[Bioperl-l] identifier interface

Matthew Pocock matthew_pocock@yahoo.co.uk
Wed, 17 Jul 2002 22:05:19 +0100


Hi Lincoln,

Sory - probably not being crystal clear. I totaly get that identifiers 
can usefully be seperate from locators, and completely agree that 
resolution of identifiers to resources should be done by external code. 
What I was saying is:

Do you want to make all identifiers in BioPerl conform to the LSID spec?

What if an ID provider (someone producing a BioPerl object with an 
identifier) wants to use some other form of ID e.g.:

   * database URN, table name, unique key
   * some custom URN
   * emboss ID
   * LDAP path

These are just some silly ideas. No doubt real implementors will want to 
use even funkier info to locate or uniquely identify their resources. 
Nearly every effective naming scheim I have ever seen has been 
hierachial (like file paths, domain names, LDAP). So, does it make sence 
to expect all ID providers to fit their identifying info into an 
LSID-shaped object, or should the only contracts on Identifier be that:

   a) they can be losslessly read from/written to a string so that you 
can serialize them

   b) when fed to the Identifier resolving machinery, they can be used 
to retrieve the referent they identify

The resolver can contain a hash or some code that effectively does the 
switch/case/if_else on Identifier implementation class and uses the 
appropreate factory to regenerate referents.
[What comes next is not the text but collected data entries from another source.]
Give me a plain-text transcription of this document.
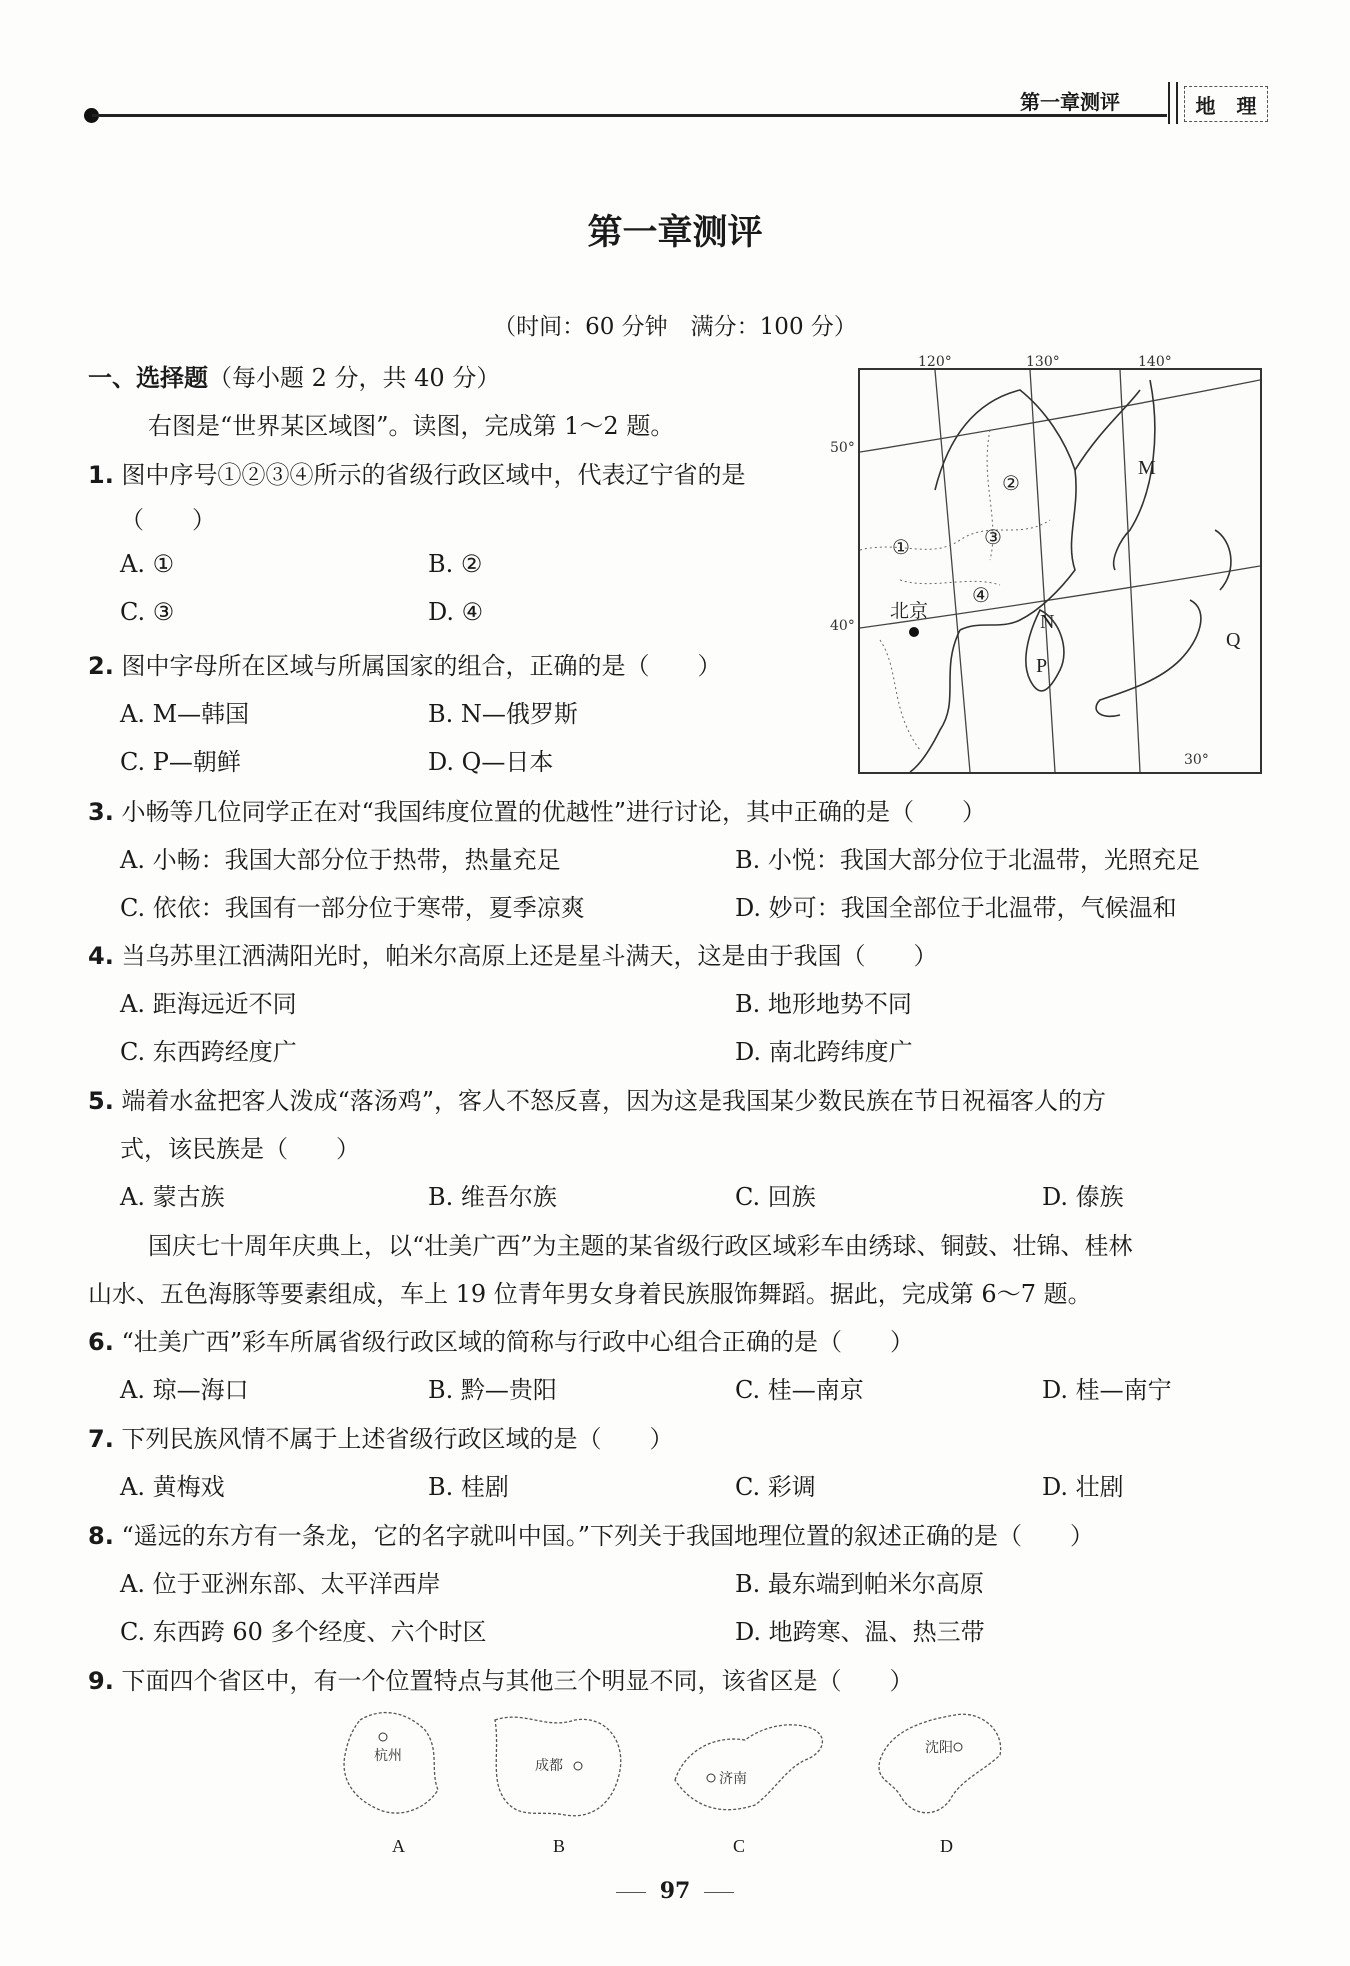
第一章测评	地 理
第一章测评
（时间：60 分钟　满分：100 分）
一、选择题（每小题 2 分，共 40 分）
右图是“世界某区域图”。读图，完成第 1～2 题。
1. 图中序号①②③④所示的省级行政区域中，代表辽宁省的是
（　　）
A. ①	B. ②
C. ③	D. ④
2. 图中字母所在区域与所属国家的组合，正确的是（　　）
A. M—韩国	B. N—俄罗斯
C. P—朝鲜	D. Q—日本
①
②
③
④
M
N
P
Q
北京
120°	130°	140°
50°
40°
30°
3. 小畅等几位同学正在对“我国纬度位置的优越性”进行讨论，其中正确的是（　　）
A. 小畅：我国大部分位于热带，热量充足	B. 小悦：我国大部分位于北温带，光照充足
C. 依依：我国有一部分位于寒带，夏季凉爽	D. 妙可：我国全部位于北温带，气候温和
4. 当乌苏里江洒满阳光时，帕米尔高原上还是星斗满天，这是由于我国（　　）
A. 距海远近不同	B. 地形地势不同
C. 东西跨经度广	D. 南北跨纬度广
5. 端着水盆把客人泼成“落汤鸡”，客人不怒反喜，因为这是我国某少数民族在节日祝福客人的方
式，该民族是（　　）
A. 蒙古族	B. 维吾尔族	C. 回族	D. 傣族
国庆七十周年庆典上，以“壮美广西”为主题的某省级行政区域彩车由绣球、铜鼓、壮锦、桂林
山水、五色海豚等要素组成，车上 19 位青年男女身着民族服饰舞蹈。据此，完成第 6～7 题。
6. “壮美广西”彩车所属省级行政区域的简称与行政中心组合正确的是（　　）
A. 琼—海口	B. 黔—贵阳	C. 桂—南京	D. 桂—南宁
7. 下列民族风情不属于上述省级行政区域的是（　　）
A. 黄梅戏	B. 桂剧	C. 彩调	D. 壮剧
8. “遥远的东方有一条龙，它的名字就叫中国。”下列关于我国地理位置的叙述正确的是（　　）
A. 位于亚洲东部、太平洋西岸	B. 最东端到帕米尔高原
C. 东西跨 60 多个经度、六个时区	D. 地跨寒、温、热三带
9. 下面四个省区中，有一个位置特点与其他三个明显不同，该省区是（　　）
杭州
成都
济南
沈阳
A	B	C	D
97
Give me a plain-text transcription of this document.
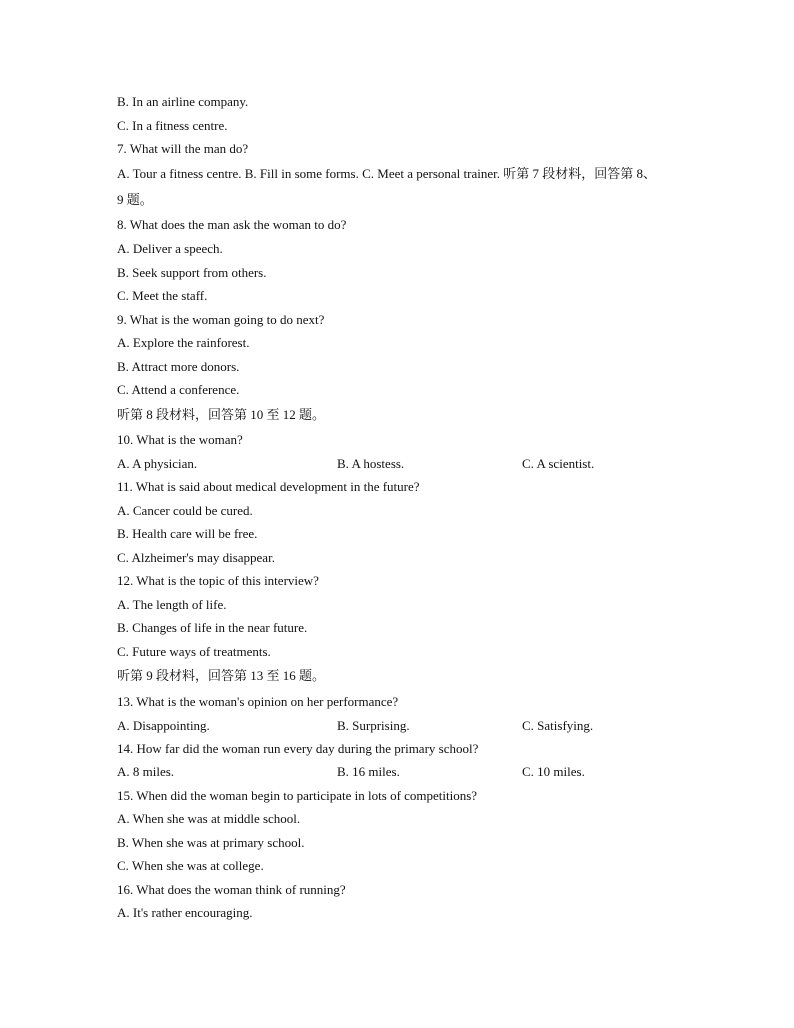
B. In an airline company.
C. In a fitness centre.
7. What will the man do?
A. Tour a fitness centre. B. Fill in some forms. C. Meet a personal trainer. 听第 7 段材料，回答第 8、
9 题。
8. What does the man ask the woman to do?
A. Deliver a speech.
B. Seek support from others.
C. Meet the staff.
9. What is the woman going to do next?
A. Explore the rainforest.
B. Attract more donors.
C. Attend a conference.
听第 8 段材料，回答第 10 至 12 题。
10. What is the woman?
A. A physician.	B. A hostess.	C. A scientist.
11. What is said about medical development in the future?
A. Cancer could be cured.
B. Health care will be free.
C. Alzheimer's may disappear.
12. What is the topic of this interview?
A. The length of life.
B. Changes of life in the near future.
C. Future ways of treatments.
听第 9 段材料，回答第 13 至 16 题。
13. What is the woman's opinion on her performance?
A. Disappointing.	B. Surprising.	C. Satisfying.
14. How far did the woman run every day during the primary school?
A. 8 miles.	B. 16 miles.	C. 10 miles.
15. When did the woman begin to participate in lots of competitions?
A. When she was at middle school.
B. When she was at primary school.
C. When she was at college.
16. What does the woman think of running?
A. It's rather encouraging.
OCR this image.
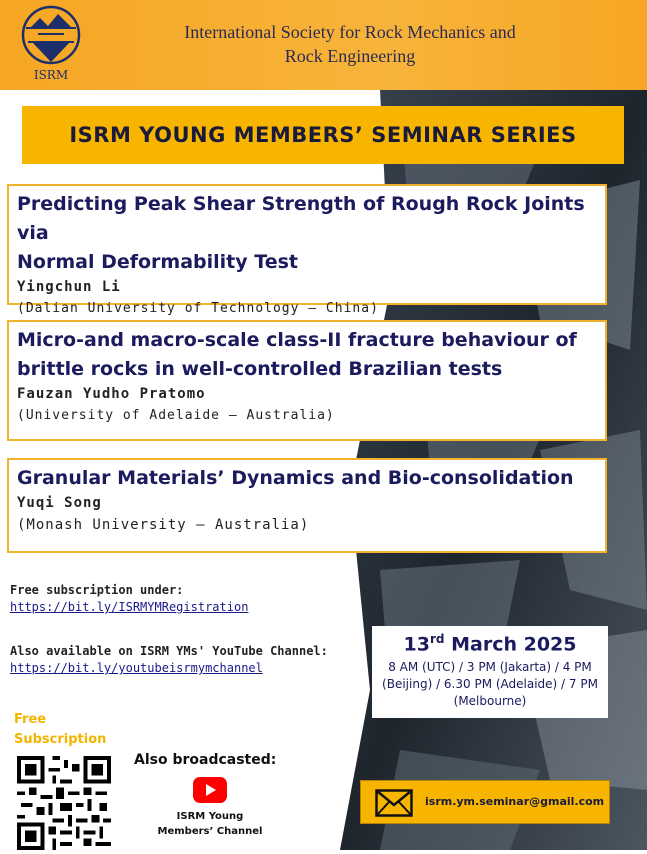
ISRM
International Society for Rock Mechanics and
Rock Engineering
ISRM YOUNG MEMBERS’ SEMINAR SERIES
Predicting Peak Shear Strength of Rough Rock Joints via
Normal Deformability Test
Yingchun Li
(Dalian University of Technology – China)
Micro-and macro-scale class-II fracture behaviour of
brittle rocks in well-controlled Brazilian tests
Fauzan Yudho Pratomo
(University of Adelaide – Australia)
Granular Materials’ Dynamics and Bio-consolidation
Yuqi Song
(Monash University – Australia)
Free subscription under:
https://bit.ly/ISRMYMRegistration
Also available on ISRM YMs' YouTube Channel:
https://bit.ly/youtubeisrmymchannel
13rd March 2025
8 AM (UTC) / 3 PM (Jakarta) / 4 PM (Beijing) / 6.30 PM (Adelaide) / 7 PM (Melbourne)
Free
Subscription
Also broadcasted:
ISRM Young
Members’ Channel
isrm.ym.seminar@gmail.com
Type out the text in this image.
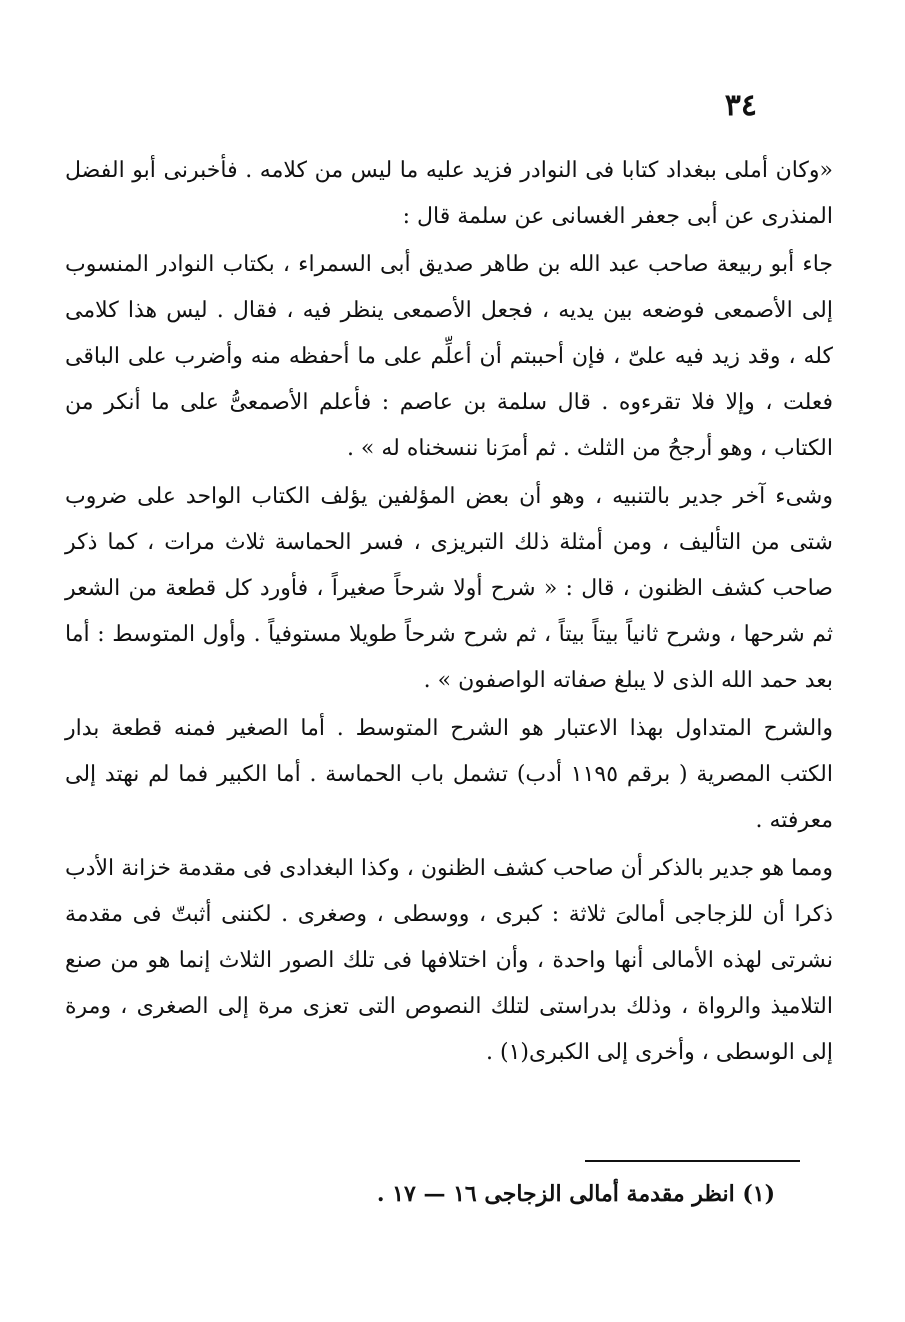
٣٤

«وكان أملى ببغداد كتابا فى النوادر فزيد عليه ما ليس من كلامه . فأخبرنى أبو الفضل المنذرى عن أبى جعفر الغسانى عن سلمة قال :

جاء أبو ربيعة صاحب عبد الله بن طاهر صديق أبى السمراء ، بكتاب النوادر المنسوب إلى الأصمعى فوضعه بين يديه ، فجعل الأصمعى ينظر فيه ، فقال . ليس هذا كلامى كله ، وقد زيد فيه علىّ ، فإن أحببتم أن أعلِّم على ما أحفظه منه وأضرب على الباقى فعلت ، وإلا فلا تقرءوه . قال سلمة بن عاصم : فأعلم الأصمعىُّ على ما أنكر من الكتاب ، وهو أرجحُ من الثلث . ثم أمرَنا ننسخناه له » .

وشىء آخر جدير بالتنبيه ، وهو أن بعض المؤلفين يؤلف الكتاب الواحد على ضروب شتى من التأليف ، ومن أمثلة ذلك التبريزى ، فسر الحماسة ثلاث مرات ، كما ذكر صاحب كشف الظنون ، قال : « شرح أولا شرحاً صغيراً ، فأورد كل قطعة من الشعر ثم شرحها ، وشرح ثانياً بيتاً بيتاً ، ثم شرح شرحاً طويلا مستوفياً . وأول المتوسط : أما بعد حمد الله الذى لا يبلغ صفاته الواصفون » .

والشرح المتداول بهذا الاعتبار هو الشرح المتوسط . أما الصغير فمنه قطعة بدار الكتب المصرية ( برقم ١١٩٥ أدب) تشمل باب الحماسة . أما الكبير فما لم نهتد إلى معرفته .

ومما هو جدير بالذكر أن صاحب كشف الظنون ، وكذا البغدادى فى مقدمة خزانة الأدب ذكرا أن للزجاجى أمالىَ ثلاثة : كبرى ، ووسطى ، وصغرى . لكننى أثبتّ فى مقدمة نشرتى لهذه الأمالى أنها واحدة ، وأن اختلافها فى تلك الصور الثلاث إنما هو من صنع التلاميذ والرواة ، وذلك بدراستى لتلك النصوص التى تعزى مرة إلى الصغرى ، ومرة إلى الوسطى ، وأخرى إلى الكبرى(١) .

(١) انظر مقدمة أمالى الزجاجى ١٦ — ١٧ .
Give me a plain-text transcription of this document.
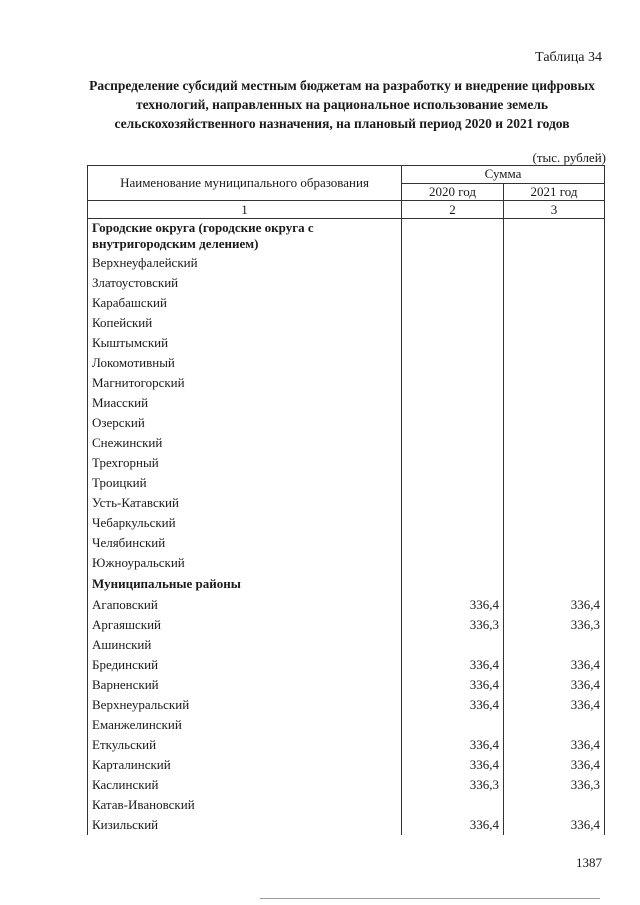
Таблица 34
Распределение субсидий местным бюджетам на разработку и внедрение цифровых технологий, направленных на рациональное использование земель сельскохозяйственного назначения, на плановый период 2020 и 2021 годов
(тыс. рублей)
Наименование муниципального образования	Сумма	
	2020 год	2021 год
1	2	3
Городские округа (городские округа с внутригородским делением)		
Верхнеуфалейский		
Златоустовский		
Карабашский		
Копейский		
Кыштымский		
Локомотивный		
Магнитогорский		
Миасский		
Озерский		
Снежинский		
Трехгорный		
Троицкий		
Усть-Катавский		
Чебаркульский		
Челябинский		
Южноуральский		
Муниципальные районы		
Агаповский	336,4	336,4
Аргаяшский	336,3	336,3
Ашинский		
Брединский	336,4	336,4
Варненский	336,4	336,4
Верхнеуральский	336,4	336,4
Еманжелинский		
Еткульский	336,4	336,4
Карталинский	336,4	336,4
Каслинский	336,3	336,3
Катав-Ивановский		
Кизильский	336,4	336,4
1387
It's no more scary than 
resolving ftp, http, mail to different URL handler classes.

I'm just a bit worried that we are going to over-constrain what legal 
identifiers are and make it hard for people to use the general framework 
for something that is less than a 95% match to what we originaly 
envisioned IDs being.

Is that any clearer?

Matthew

Lincoln Stein wrote:
> Matt, could you clarify what you are asking?
> 
> It is important to separate the concept of an identifier (and its correlates, 
> the identifier namespace and the collection of identifiers), from the 
> mechanism for resolving an identifier and regenerating its referent.  The 
> analogous situation is domains names, in which there is insufficient 
> information to resolve a domain name into a IP address, and a separate 
> protocol, the DNS, is called for.  The nice thing about the LSID format is 
> that the details of what goes into the object identifier field is left up to 
> the naming authority, and so it can carry whatever information is necessary 
> for the naming authority to resolve it.
> 
> There is a separate protocol for resolving LSIDs into resources, which the I3C 
> is working on.  The draft that I looked at was pretty vague.
> 
> Lincoln
>